A quell’epoca, le regioni attraverso cui si snodava la Via della Seta erano relativamente pacifiche, e non conoscevano i problemi di ‘geopolitica’, ‘geo-economia’, ‘minacce militari’, né il problema del terrorismo che oggi attanaglia l’Asia centrale, l’Afghanistan e altri Paesi, per non parlare poi del ‘terrorismo internazionale’”.

LA NUOVA VIA DELLA SETA

 


 

Con la nuova via della seta, da un punto di vista diplomatico, la Cina si prefigge cinque obiettivi fondamentali: il coordinamento politico, l’incremento della connettività e dei flussi commerciali fra i paesi, l’integrazione finanziaria e culturale tra i diversi paesi.

Il progetto ONE BELT ONE ROAD (OBOR) prevede il rilancio in chiave contemporanea della STORICA VIA DELLA SETA.

Percorso della nuova via della seta

 

Percorso terrestre

Comprensivo di tre diverse rotte atte a connettere la Cina con Europa, Medio Oriente e Sud-est asiatico.

Percorso marittimo

Diviso in due rotte – una che dalla Cina si snoda attraverso l’Oceano Indiano, il Mar Rosso e infine si collega all’Europa, l’altra che connette Pechino con le isole del Pacifico attraverso il mare di Cina.

L’idea di costruire una via che potesse potenziare i flussi commerciali fu proposta dal presidente cinese XI JINPING nel settembre 2013 durante un discorso tenuto alla Nazarbayev University in Kazakistan, e successivamente durante una visita al parlamento indonesiano. In tali occasioni “XI” auspicava la creazione di una tratta commerciale che potesse permettere di stringere profondi legami economici e di rinsaldare la cooperazione fra i paesi beneficiari al fine di facilitare lo sviluppo della zona eurasiatica.

ONE BELT, ONE ROAD –


Cosa prevede la nuova via della seta?

L’iniziativa One Belt One Road (OBOR) è supervisionata dalla Commissione nazionale di sviluppo e riforma, dal ministro degli affari esteri e dal ministro del commercio. L’OBOR ricopre un ruolo primario nei piani del governo di Pechino in quanto fattore coadiuvante agli obiettivi di lungo periodo di raddoppiamento del PIL e di creazione di nuovi legami internazionali, già enunciati a marzo 2016 con la pubblicazione del 13° piano quinquennale.

Le Rotte Commerciali

Il progetto prevede la creazione di nuove tratte commerciali e il potenziamento di quelle già esistenti. Le rotte terrestri di riferimento sono tre:

1.una delle vie terrestri parte da Xi’an (la prima delle quattro antiche capitali Cinesi), città situata nel centro del paese, e si snoda attraverso il centro dell’Asia, ossia attraverso Kazakhistan, Russia (Mosca) e dirigendosi infine nel Mar Baltico;

2.Da Xi’an inizia un secondo percorso terrestre che attraversa il Medio Oriente, nello specifico Islamabad (Pakistan), Teheran (Iran), Istanbul (Turchia);

3.Infine una terzia via parte da Kunming a attraversa il sudest asiatico, attraverso paesi quali Tailandia e Myanmar, finendo la sua corsa a Delhi in India.
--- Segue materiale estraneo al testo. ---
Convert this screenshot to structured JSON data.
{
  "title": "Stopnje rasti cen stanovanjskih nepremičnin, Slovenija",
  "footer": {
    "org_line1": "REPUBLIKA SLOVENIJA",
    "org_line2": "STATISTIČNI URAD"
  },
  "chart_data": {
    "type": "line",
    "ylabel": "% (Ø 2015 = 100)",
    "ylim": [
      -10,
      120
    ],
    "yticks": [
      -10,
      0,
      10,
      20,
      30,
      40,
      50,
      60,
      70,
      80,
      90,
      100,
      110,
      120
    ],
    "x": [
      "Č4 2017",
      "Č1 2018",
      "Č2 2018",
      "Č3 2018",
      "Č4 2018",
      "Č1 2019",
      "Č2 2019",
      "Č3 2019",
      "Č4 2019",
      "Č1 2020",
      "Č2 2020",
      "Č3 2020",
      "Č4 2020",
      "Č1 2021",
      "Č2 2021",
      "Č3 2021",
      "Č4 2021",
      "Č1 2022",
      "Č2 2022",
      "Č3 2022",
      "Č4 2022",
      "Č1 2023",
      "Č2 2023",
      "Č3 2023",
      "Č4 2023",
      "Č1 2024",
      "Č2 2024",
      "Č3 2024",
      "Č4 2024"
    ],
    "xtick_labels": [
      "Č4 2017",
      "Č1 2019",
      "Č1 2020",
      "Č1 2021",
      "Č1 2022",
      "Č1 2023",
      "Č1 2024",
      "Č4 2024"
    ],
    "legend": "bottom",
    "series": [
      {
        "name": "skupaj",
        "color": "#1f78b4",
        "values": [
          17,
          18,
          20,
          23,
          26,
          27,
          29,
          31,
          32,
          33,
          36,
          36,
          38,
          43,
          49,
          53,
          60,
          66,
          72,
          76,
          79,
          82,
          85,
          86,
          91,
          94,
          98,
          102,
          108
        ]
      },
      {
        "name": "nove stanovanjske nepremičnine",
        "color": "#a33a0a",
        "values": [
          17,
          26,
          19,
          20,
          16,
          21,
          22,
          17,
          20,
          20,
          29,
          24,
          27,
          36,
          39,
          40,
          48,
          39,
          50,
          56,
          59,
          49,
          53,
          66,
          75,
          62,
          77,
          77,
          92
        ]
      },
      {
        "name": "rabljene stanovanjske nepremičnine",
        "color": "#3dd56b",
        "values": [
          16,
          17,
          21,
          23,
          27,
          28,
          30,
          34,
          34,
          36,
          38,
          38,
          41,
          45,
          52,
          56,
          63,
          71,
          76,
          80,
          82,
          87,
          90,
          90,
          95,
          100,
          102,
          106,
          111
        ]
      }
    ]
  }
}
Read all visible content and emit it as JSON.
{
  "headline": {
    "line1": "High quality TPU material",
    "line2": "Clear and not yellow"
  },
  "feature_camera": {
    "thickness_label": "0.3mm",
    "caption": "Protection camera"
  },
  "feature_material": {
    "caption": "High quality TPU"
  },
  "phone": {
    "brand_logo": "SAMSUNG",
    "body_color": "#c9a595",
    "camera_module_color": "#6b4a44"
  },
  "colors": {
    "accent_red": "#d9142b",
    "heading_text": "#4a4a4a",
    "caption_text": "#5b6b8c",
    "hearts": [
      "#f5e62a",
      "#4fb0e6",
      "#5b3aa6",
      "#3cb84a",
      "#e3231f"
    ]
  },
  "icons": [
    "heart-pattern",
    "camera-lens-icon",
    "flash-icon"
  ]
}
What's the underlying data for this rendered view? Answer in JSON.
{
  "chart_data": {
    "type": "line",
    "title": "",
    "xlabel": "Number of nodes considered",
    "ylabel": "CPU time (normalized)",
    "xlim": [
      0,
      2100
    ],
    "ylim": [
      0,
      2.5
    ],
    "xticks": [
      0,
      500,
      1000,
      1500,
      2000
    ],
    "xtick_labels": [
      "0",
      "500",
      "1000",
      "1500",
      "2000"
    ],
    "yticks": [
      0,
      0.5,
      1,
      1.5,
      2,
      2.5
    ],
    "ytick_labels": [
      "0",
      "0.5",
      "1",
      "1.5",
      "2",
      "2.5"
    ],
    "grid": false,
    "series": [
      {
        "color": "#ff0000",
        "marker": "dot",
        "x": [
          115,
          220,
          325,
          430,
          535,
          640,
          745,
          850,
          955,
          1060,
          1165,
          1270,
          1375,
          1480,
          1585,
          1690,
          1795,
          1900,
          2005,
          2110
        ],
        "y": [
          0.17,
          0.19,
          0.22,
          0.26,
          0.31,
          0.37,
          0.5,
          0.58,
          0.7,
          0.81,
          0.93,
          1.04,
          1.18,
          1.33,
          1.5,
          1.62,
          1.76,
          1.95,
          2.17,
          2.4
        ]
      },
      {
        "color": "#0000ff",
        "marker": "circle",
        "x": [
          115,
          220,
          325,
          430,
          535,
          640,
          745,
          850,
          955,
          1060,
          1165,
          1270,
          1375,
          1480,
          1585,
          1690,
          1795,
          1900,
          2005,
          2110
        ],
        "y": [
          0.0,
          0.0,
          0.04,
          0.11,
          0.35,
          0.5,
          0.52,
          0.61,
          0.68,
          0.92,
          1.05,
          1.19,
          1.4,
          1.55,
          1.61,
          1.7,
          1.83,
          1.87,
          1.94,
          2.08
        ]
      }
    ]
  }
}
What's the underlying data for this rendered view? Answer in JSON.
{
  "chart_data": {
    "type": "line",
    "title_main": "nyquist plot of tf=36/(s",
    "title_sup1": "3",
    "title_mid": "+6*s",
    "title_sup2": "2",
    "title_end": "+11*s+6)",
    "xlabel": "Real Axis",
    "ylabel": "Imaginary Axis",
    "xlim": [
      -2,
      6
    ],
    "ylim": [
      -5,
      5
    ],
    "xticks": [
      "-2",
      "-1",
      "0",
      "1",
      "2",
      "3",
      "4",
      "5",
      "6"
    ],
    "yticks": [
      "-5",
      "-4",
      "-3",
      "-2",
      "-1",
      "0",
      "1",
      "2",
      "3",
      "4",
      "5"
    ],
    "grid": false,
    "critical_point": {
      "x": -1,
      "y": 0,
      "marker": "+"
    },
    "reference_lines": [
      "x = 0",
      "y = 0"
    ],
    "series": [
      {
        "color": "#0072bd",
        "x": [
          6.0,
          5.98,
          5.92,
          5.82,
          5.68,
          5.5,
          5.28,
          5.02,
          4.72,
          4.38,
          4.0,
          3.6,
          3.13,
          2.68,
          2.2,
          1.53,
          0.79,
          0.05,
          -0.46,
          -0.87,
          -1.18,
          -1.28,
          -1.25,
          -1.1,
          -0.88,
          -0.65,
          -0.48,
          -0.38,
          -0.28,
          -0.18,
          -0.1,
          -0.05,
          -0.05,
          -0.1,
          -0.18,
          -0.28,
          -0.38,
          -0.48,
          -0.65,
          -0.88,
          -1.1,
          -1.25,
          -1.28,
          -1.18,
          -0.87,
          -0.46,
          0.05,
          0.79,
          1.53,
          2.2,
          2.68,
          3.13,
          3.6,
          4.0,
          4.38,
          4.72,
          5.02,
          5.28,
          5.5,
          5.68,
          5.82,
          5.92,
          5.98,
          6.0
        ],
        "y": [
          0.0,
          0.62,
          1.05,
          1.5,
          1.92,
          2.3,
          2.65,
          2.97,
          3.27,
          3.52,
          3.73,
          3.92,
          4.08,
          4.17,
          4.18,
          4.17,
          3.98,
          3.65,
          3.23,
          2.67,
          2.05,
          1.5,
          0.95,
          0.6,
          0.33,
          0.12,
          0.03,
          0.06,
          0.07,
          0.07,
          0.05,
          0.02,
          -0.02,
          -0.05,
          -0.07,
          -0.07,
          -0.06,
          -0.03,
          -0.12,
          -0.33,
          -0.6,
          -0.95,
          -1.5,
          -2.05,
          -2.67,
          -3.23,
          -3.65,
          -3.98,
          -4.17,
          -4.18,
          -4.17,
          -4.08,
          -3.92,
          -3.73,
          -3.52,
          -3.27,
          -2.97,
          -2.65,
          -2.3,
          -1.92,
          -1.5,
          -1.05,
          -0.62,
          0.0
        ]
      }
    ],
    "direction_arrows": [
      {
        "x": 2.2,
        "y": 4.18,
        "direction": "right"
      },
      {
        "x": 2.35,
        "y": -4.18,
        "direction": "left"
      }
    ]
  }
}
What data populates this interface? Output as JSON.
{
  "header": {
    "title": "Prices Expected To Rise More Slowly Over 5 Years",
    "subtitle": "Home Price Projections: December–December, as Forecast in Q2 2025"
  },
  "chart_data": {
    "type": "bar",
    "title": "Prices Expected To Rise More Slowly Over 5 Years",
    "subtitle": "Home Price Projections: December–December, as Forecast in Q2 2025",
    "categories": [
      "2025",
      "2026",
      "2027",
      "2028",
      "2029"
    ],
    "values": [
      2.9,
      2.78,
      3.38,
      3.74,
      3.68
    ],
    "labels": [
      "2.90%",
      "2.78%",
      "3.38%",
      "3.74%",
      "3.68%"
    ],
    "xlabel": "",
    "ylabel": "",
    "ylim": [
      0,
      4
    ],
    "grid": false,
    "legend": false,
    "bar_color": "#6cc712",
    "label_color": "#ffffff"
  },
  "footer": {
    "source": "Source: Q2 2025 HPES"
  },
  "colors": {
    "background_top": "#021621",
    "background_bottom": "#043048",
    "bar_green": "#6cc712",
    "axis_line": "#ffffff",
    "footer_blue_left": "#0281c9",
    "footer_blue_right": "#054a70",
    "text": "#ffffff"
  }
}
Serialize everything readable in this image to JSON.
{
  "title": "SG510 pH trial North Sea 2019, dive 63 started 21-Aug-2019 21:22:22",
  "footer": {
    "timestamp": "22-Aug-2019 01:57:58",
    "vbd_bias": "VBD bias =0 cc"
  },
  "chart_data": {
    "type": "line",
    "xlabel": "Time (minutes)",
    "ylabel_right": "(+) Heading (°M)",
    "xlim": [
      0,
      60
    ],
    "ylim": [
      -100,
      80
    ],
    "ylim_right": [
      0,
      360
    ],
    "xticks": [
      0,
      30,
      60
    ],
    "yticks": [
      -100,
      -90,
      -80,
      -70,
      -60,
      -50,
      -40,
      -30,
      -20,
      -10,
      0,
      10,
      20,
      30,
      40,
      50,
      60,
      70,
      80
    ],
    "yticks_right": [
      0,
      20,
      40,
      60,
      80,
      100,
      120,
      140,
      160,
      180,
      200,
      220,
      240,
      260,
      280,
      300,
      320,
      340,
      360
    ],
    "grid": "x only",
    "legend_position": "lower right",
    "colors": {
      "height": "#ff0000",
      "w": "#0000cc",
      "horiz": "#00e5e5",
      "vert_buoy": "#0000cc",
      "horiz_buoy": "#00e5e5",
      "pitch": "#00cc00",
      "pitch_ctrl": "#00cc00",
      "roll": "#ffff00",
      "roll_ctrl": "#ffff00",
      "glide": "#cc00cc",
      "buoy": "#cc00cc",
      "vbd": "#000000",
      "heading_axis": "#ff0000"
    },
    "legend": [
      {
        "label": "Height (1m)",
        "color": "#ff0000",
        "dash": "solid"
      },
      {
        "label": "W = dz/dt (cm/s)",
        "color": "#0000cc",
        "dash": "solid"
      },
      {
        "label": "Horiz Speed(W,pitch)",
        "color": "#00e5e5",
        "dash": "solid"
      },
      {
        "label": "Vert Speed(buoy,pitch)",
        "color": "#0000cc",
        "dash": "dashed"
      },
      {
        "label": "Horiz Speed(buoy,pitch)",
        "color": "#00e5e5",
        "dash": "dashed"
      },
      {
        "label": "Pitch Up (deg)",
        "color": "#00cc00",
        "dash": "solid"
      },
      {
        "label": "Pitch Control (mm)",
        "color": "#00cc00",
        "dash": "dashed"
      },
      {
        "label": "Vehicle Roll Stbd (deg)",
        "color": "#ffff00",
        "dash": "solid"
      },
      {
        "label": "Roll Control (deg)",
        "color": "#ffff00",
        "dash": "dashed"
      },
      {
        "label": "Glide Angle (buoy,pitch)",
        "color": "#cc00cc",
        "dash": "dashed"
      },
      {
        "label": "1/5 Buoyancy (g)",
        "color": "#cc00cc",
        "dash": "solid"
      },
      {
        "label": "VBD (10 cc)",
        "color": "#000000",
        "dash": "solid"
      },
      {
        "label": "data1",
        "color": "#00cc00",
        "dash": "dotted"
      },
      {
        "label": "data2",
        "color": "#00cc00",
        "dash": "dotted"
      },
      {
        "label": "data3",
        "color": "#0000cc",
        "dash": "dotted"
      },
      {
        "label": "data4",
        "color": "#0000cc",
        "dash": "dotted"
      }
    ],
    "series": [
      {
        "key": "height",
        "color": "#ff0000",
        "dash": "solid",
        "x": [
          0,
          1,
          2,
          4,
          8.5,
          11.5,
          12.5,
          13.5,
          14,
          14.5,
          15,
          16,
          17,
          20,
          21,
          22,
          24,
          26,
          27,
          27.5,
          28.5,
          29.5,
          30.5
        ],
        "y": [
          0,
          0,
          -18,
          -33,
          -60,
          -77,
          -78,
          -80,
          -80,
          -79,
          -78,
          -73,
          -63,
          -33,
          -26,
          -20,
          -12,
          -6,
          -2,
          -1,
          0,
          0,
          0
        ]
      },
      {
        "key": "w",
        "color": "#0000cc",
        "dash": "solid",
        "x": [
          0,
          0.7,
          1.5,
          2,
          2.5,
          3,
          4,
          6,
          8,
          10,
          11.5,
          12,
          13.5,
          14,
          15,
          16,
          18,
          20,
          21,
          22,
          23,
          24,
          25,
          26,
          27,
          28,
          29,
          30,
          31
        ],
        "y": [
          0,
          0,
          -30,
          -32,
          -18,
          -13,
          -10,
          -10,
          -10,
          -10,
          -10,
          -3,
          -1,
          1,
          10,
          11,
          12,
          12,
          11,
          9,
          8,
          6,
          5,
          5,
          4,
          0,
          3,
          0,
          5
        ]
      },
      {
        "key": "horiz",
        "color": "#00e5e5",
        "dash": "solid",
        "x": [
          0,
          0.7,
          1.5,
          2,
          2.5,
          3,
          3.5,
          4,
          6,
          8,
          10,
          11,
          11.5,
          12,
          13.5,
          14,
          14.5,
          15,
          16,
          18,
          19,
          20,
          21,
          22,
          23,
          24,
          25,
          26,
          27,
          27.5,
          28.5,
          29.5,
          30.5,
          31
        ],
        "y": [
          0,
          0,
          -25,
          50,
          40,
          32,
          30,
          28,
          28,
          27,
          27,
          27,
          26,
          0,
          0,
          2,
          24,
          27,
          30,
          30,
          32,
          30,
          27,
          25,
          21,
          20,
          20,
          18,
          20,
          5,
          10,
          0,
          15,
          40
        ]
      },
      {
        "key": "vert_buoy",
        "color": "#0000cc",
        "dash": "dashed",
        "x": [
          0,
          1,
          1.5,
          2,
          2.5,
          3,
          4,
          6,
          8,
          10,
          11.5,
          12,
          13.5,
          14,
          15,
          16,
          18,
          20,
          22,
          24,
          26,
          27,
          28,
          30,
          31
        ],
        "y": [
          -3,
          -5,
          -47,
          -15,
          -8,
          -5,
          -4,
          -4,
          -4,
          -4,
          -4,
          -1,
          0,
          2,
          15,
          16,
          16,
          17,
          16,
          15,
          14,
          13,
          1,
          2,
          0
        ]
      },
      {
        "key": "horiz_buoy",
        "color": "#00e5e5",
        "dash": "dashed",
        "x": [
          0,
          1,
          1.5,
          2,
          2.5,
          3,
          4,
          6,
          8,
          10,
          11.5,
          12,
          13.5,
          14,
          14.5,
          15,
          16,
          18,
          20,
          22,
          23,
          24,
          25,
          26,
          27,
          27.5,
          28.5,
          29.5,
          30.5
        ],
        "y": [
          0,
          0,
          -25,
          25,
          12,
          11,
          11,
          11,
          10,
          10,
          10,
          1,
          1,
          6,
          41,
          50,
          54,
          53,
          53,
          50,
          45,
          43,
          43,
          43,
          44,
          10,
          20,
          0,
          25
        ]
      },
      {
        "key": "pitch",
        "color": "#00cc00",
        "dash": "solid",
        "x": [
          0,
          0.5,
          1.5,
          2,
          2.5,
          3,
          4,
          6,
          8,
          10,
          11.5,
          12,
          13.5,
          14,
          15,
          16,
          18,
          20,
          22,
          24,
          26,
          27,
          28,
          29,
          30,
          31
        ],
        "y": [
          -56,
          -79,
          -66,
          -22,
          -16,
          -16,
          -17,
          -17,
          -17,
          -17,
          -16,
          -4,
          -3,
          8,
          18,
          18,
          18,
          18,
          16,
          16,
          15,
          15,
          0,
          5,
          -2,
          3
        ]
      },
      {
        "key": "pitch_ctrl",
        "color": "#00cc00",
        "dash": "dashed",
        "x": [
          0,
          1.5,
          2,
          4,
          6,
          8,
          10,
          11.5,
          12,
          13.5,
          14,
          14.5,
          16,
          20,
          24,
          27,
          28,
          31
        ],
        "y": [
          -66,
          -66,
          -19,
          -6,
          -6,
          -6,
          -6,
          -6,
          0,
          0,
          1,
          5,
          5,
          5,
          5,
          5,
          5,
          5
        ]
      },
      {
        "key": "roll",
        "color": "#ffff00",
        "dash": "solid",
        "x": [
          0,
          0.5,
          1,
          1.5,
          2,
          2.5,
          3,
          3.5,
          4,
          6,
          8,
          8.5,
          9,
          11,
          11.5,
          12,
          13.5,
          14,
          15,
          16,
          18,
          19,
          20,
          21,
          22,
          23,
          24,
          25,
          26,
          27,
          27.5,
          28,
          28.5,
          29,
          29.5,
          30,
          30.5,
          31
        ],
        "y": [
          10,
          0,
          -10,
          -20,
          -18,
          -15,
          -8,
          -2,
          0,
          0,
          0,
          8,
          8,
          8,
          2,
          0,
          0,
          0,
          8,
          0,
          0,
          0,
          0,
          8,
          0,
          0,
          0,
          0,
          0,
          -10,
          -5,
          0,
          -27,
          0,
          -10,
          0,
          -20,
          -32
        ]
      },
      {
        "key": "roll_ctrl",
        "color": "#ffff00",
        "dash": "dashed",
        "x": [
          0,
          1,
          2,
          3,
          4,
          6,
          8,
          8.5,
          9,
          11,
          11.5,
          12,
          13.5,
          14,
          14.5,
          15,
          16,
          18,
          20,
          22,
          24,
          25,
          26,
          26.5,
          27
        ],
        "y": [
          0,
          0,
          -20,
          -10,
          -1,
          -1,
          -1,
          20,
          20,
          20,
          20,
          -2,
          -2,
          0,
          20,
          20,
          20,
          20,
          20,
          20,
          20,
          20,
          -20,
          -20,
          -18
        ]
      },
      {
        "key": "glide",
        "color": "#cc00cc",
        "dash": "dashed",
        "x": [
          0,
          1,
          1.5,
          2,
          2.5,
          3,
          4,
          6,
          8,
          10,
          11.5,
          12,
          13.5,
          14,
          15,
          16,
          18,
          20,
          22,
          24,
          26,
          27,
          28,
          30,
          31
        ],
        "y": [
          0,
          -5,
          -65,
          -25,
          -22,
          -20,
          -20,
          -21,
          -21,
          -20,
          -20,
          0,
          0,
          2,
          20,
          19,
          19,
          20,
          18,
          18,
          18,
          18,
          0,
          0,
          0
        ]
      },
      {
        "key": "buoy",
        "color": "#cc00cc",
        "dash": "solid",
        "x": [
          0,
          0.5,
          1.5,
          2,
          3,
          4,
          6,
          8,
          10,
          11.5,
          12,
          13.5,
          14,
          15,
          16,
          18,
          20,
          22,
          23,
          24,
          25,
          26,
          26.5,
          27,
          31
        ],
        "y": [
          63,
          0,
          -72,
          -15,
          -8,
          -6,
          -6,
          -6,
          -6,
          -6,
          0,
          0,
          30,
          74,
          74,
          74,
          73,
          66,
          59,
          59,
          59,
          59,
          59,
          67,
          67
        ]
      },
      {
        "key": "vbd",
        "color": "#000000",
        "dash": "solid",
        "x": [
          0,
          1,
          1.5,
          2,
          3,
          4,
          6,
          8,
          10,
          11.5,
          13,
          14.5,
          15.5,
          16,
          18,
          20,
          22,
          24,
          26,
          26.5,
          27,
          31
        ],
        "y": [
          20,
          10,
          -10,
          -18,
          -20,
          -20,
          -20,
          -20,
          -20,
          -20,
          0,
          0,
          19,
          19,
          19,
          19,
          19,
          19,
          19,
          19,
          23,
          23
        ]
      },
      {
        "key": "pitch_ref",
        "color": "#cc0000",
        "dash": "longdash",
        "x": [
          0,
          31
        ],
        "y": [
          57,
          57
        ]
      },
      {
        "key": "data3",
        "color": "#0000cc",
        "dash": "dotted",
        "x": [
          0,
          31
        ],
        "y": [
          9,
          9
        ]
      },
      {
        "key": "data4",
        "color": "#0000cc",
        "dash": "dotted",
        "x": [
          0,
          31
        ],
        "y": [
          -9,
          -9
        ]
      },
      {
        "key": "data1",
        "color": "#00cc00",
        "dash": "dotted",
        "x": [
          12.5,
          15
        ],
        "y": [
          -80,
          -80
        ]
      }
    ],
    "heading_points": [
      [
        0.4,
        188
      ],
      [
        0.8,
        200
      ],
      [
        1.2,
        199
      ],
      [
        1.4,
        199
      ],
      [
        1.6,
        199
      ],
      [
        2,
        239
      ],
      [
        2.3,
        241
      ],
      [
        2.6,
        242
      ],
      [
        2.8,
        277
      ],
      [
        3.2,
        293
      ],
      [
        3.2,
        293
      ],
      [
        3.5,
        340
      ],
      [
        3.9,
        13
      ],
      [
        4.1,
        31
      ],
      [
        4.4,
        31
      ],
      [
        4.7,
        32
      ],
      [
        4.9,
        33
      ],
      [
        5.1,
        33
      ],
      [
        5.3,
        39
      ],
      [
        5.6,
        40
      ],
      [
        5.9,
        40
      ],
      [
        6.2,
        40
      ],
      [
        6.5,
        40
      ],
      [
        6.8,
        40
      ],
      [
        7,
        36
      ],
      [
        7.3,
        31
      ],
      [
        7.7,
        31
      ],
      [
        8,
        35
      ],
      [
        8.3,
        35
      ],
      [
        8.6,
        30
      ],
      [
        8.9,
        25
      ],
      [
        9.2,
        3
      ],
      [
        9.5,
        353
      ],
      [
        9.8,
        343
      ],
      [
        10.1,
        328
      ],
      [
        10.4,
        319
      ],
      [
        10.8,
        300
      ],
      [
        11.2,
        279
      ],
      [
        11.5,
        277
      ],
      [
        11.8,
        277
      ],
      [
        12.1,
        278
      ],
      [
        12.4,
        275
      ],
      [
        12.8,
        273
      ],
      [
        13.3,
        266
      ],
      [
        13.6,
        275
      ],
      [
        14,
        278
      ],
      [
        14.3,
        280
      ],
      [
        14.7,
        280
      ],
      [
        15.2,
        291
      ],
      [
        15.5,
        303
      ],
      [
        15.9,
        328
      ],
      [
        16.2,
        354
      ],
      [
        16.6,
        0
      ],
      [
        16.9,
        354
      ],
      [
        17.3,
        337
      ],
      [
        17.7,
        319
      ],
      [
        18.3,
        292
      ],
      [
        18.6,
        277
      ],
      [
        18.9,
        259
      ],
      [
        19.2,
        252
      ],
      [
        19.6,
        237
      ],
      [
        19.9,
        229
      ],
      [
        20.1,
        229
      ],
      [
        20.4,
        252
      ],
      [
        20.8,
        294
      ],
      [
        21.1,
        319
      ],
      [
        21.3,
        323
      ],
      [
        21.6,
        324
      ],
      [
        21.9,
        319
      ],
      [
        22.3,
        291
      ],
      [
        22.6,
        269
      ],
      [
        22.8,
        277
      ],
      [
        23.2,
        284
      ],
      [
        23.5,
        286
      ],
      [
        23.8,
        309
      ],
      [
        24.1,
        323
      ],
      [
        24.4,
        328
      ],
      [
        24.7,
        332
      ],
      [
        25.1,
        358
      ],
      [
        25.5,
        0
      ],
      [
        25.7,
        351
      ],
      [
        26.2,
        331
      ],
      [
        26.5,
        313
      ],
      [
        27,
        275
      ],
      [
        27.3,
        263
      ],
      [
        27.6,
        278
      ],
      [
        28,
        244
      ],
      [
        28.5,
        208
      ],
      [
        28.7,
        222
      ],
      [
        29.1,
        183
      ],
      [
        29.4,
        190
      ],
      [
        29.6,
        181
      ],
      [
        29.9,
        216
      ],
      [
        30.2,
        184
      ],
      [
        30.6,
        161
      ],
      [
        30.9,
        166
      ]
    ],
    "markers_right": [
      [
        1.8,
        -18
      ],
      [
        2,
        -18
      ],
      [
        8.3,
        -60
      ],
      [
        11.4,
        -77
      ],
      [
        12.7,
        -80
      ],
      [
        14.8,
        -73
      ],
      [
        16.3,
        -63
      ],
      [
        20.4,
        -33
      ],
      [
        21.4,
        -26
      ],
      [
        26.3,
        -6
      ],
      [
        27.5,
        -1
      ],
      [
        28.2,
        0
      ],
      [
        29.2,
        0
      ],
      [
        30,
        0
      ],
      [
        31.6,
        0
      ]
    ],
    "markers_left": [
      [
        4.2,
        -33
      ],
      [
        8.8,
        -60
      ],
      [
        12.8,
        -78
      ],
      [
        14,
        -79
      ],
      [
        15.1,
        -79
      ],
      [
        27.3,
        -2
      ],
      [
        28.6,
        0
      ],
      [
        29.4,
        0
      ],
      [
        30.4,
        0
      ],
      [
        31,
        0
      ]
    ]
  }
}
Le principali rotte marittime sono due: una inizia dal porto di Fuzhou e attraversa l’oceano Indiano toccando Malesia, Sri Lanka e il mar Rosso, collegando l’Europa a Rotterdam; la seconda parte sempre da Fuzhou e arriva alle isole Pacifiche attraverso il Mar di Cina.

Il progetto in totale coinvolgerà circa 4,4 miliardi di persone, ossia circa il 63% della popolazione mondiale, e il 29% del PIL mondiale, corrispondente a 21 miliardi di dollari.

Nello specifico, riguardo la via terrestre, la Cina sta pianificando una ferrovia ad alta velocità che parta da Kunming e si espanda verso il Laos, Cambogia, Malesia, Myanmar, Singapore, Tailandia e Vietnam. Inoltre viene prevista la creazione di un ulteriore network di strade, ferrovie e condotti che inizi da Xi’an e si snodi ad Ovest verso il Belgio.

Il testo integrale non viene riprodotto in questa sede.